Comment arriver à mettre en confiance ces jeunes comédiens ?

J’ai surtout l’impression qu’il faut créer une confiance entre eux et faire en sorte qu’ils s’entendent bien eux-mêmes afin qu’ils prennent du plaisir à s’échanger des blagues et du dialogue. C’est là que la mayonnaise prend. Ensuite, il faut juste rester discret, filmer silencieusement et laisser tourner la caméra. Et comme n’importe quel acteur, ils ont aussi besoin d’être encouragés lorsqu’ils font des choses bien.

Le plus important, dans ce genre de films avec des adolescents, est donc de trouver le bon casting pour qu’une alchimie se crée ?

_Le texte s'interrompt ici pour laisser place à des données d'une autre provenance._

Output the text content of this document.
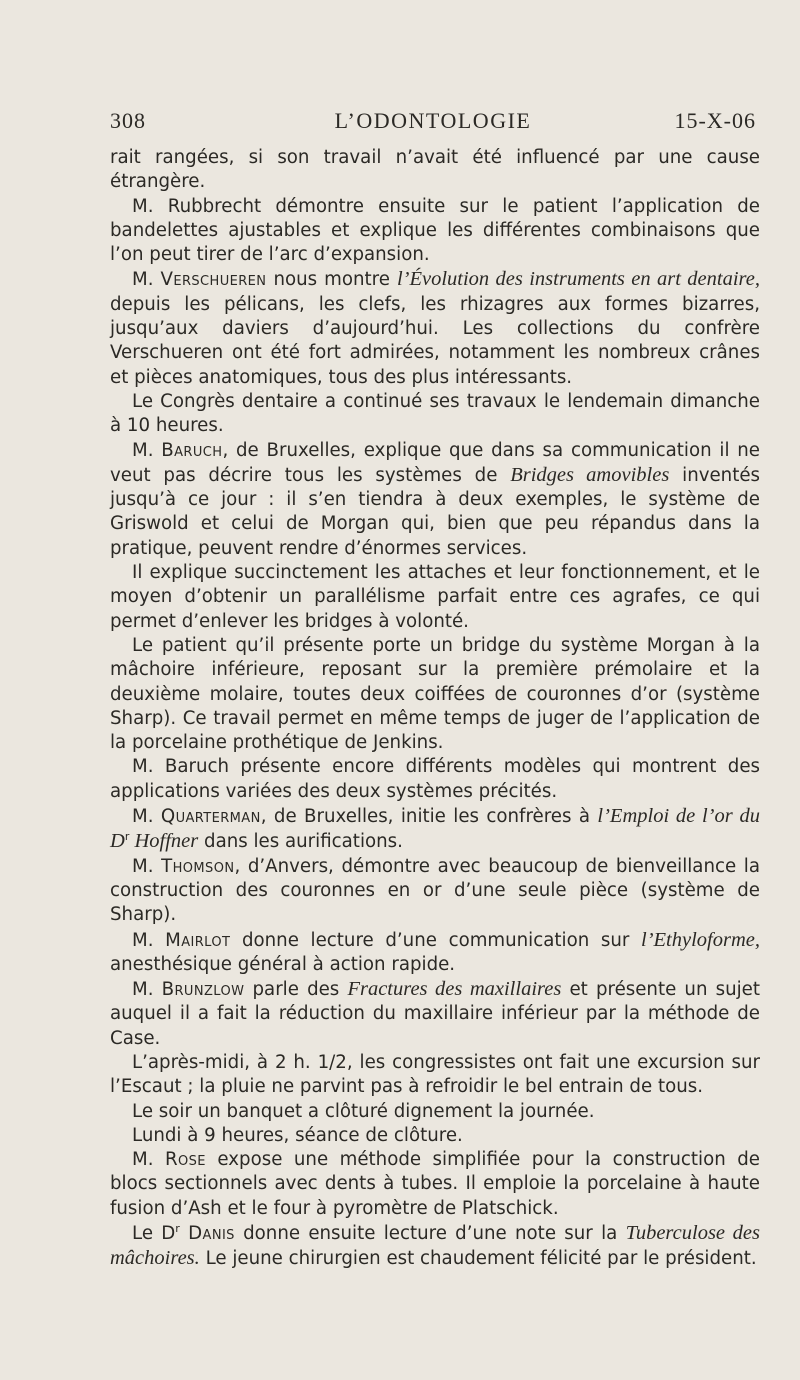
308	L’ODONTOLOGIE	15-X-06

rait rangées, si son travail n’avait été influencé par une cause étrangère.

M. Rubbrecht démontre ensuite sur le patient l’application de bandelettes ajustables et explique les différentes combinaisons que l’on peut tirer de l’arc d’expansion.

M. Verschueren nous montre l’Évolution des instruments en art dentaire, depuis les pélicans, les clefs, les rhizagres aux formes bizarres, jusqu’aux daviers d’aujourd’hui. Les collections du confrère Verschueren ont été fort admirées, notamment les nombreux crânes et pièces anatomiques, tous des plus intéressants.

Le Congrès dentaire a continué ses travaux le lendemain dimanche à 10 heures.

M. Baruch, de Bruxelles, explique que dans sa communication il ne veut pas décrire tous les systèmes de Bridges amovibles inventés jusqu’à ce jour : il s’en tiendra à deux exemples, le système de Griswold et celui de Morgan qui, bien que peu répandus dans la pratique, peuvent rendre d’énormes services.

Il explique succinctement les attaches et leur fonctionnement, et le moyen d’obtenir un parallélisme parfait entre ces agrafes, ce qui permet d’enlever les bridges à volonté.

Le patient qu’il présente porte un bridge du système Morgan à la mâchoire inférieure, reposant sur la première prémolaire et la deuxième molaire, toutes deux coiffées de couronnes d’or (système Sharp). Ce travail permet en même temps de juger de l’application de la porcelaine prothétique de Jenkins.

M. Baruch présente encore différents modèles qui montrent des applications variées des deux systèmes précités.

M. Quarterman, de Bruxelles, initie les confrères à l’Emploi de l’or du $D^r$ Hoffner dans les aurifications.

M. Thomson, d’Anvers, démontre avec beaucoup de bienveillance la construction des couronnes en or d’une seule pièce (système de Sharp).

M. Mairlot donne lecture d’une communication sur l’Ethyloforme, anesthésique général à action rapide.

M. Brunzlow parle des Fractures des maxillaires et présente un sujet auquel il a fait la réduction du maxillaire inférieur par la méthode de Case.

L’après-midi, à 2 h. 1/2, les congressistes ont fait une excursion sur l’Escaut ; la pluie ne parvint pas à refroidir le bel entrain de tous.

Le soir un banquet a clôturé dignement la journée.

Lundi à 9 heures, séance de clôture.

M. Rose expose une méthode simplifiée pour la construction de blocs sectionnels avec dents à tubes. Il emploie la porcelaine à haute fusion d’Ash et le four à pyromètre de Platschick.

Le $D^r$ Danis donne ensuite lecture d’une note sur la Tuberculose des mâchoires. Le jeune chirurgien est chaudement félicité par le président.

C’est exactement ça. Une fois que le casting est bien fait, ça va tout seul. Il n’y a plus qu’à filmer.

Comment avez-vous trouvé les acteurs d’Aglaée, et notamment Géraldine Martineau (Aglaée) qui est plus âgée (elle avait la vingtaine lors du tournage du court métrage, ndlr) que les autres interprètes ?

Avec ma directrice de casting, nous avons fait un casting sauvage, notamment à la sortie des collèges. J’avais par contre repéré Géraldine dans un court métrage à Clermont-Ferrand. Son âge a été un peu problématique sur Le Nouveau (elle reprend le rôle d’Aglaée dans le long métrage, ndlr) car il y avait des problèmes de connexion avec les adolescents. Ce n’était pas toujours facile car ils se moquaient d’elle en vrai dans le film et la considéraient vraiment comme une handicapée car elle jouait tellement bien son rôle. Mais elle avait du répondant, une solidité, beaucoup d’humour et a su garder le cap pendant le tournage. Le rapport n’était pas le même entre elle et les comédiens sur le tournage d’Aglaée. Ils étaient plus matures. D’un autre côté, le court métrage ne parle pas d’une histoire d’amitié mais d’une confrontation un peu brutale. Une mauvaise entente entre eux n’aurait pas été un problème.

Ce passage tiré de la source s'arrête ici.